第1章 落ちて
「仕事場」は本当にすぐ近くだった。
二階建ての広い、ただの仕事場というには豪華な一軒家。
男は足の手当をしながら、他愛も無い話をしてくれる。沈黙が出来ないように。
「寝室は二階にあるんだが、この足で階段を上るのは辛いだろう。一階にはそこのソファーしかないんだが、構わないか?」
彼の目の先には大きな4人がけのソファーが1つ。その斜め向かいには何やら、書斎のような、高そうな机があった。

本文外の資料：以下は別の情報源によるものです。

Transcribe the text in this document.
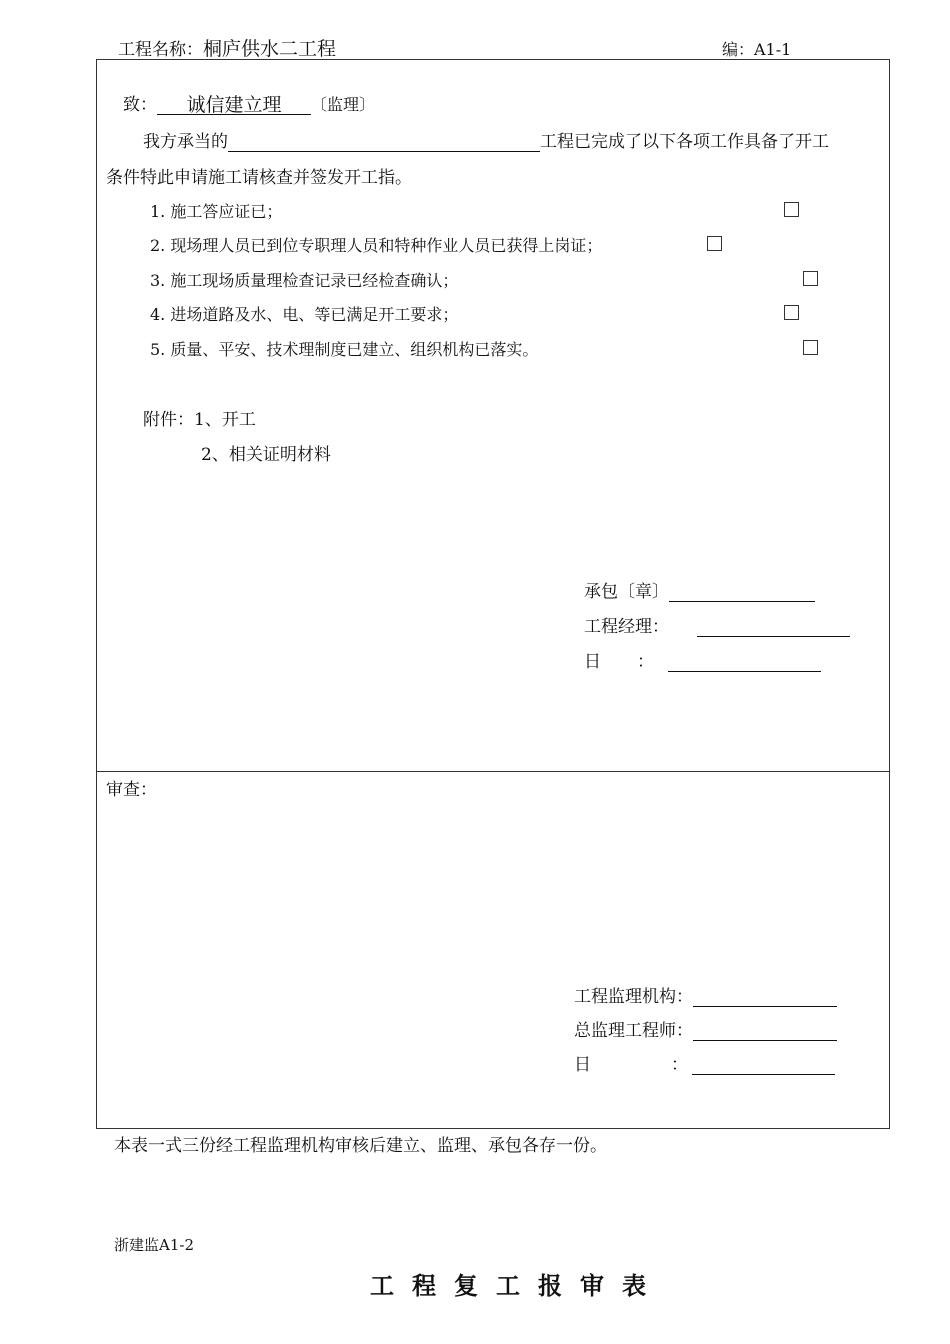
工程名称：桐庐供水二工程	编：A1-1
致： 诚信建立理 〔监理〕
我方承当的	工程已完成了以下各项工作具备了开工
条件特此申请施工请核查并签发开工指。
1. 施工答应证已；
2. 现场理人员已到位专职理人员和特种作业人员已获得上岗证；
3. 施工现场质量理检查记录已经检查确认；
4. 进场道路及水、电、等已满足开工要求；
5. 质量、平安、技术理制度已建立、组织机构已落实。
附件：1、开工
2、相关证明材料
承包〔章〕
工程经理：
日 ：
审查：
工程监理机构：
总监理工程师：
日	：
本表一式三份经工程监理机构审核后建立、监理、承包各存一份。
浙建监A1-2
工程复工报审表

なんの仕事をしているんだろう。まるで、「社長(ボス)の机」みたいだけど・・・。
「大丈夫、本当にありがとうございます。服も、なにもかも用意してもらって・・・」
そう。びちゃびちゃだった私に簡単なスエットを用意してくれたり、もこもこブランケットをかけてくれたりしたのは全部彼。
手当してくれた足も血が止まってかなり落ち着いた。
「平気さ。いや、こっちこそ、俺のわがままに付き合ってくれてありがとう。明日の朝必ず君を病院に連れていく。それまでゆっくり休むんだ。」
彼はそう言って立ち上がった。
早く、私に関わらないよう忠告するべきだ。
でも、その前に。
「待って、私、あなたの名前が知りたいです。差し支えなければ、教えてくださいませんか・・・」
「おっと、名乗るのが遅くなって申し訳ない。
俺はブローノ・ブチャラティ。君の名前も教えてくれ」
「素敵な名前・・・。私はナマエ。」
「ナマエ・・・・・。」
「はい?」
「いや、なんでもない。いい名前だ。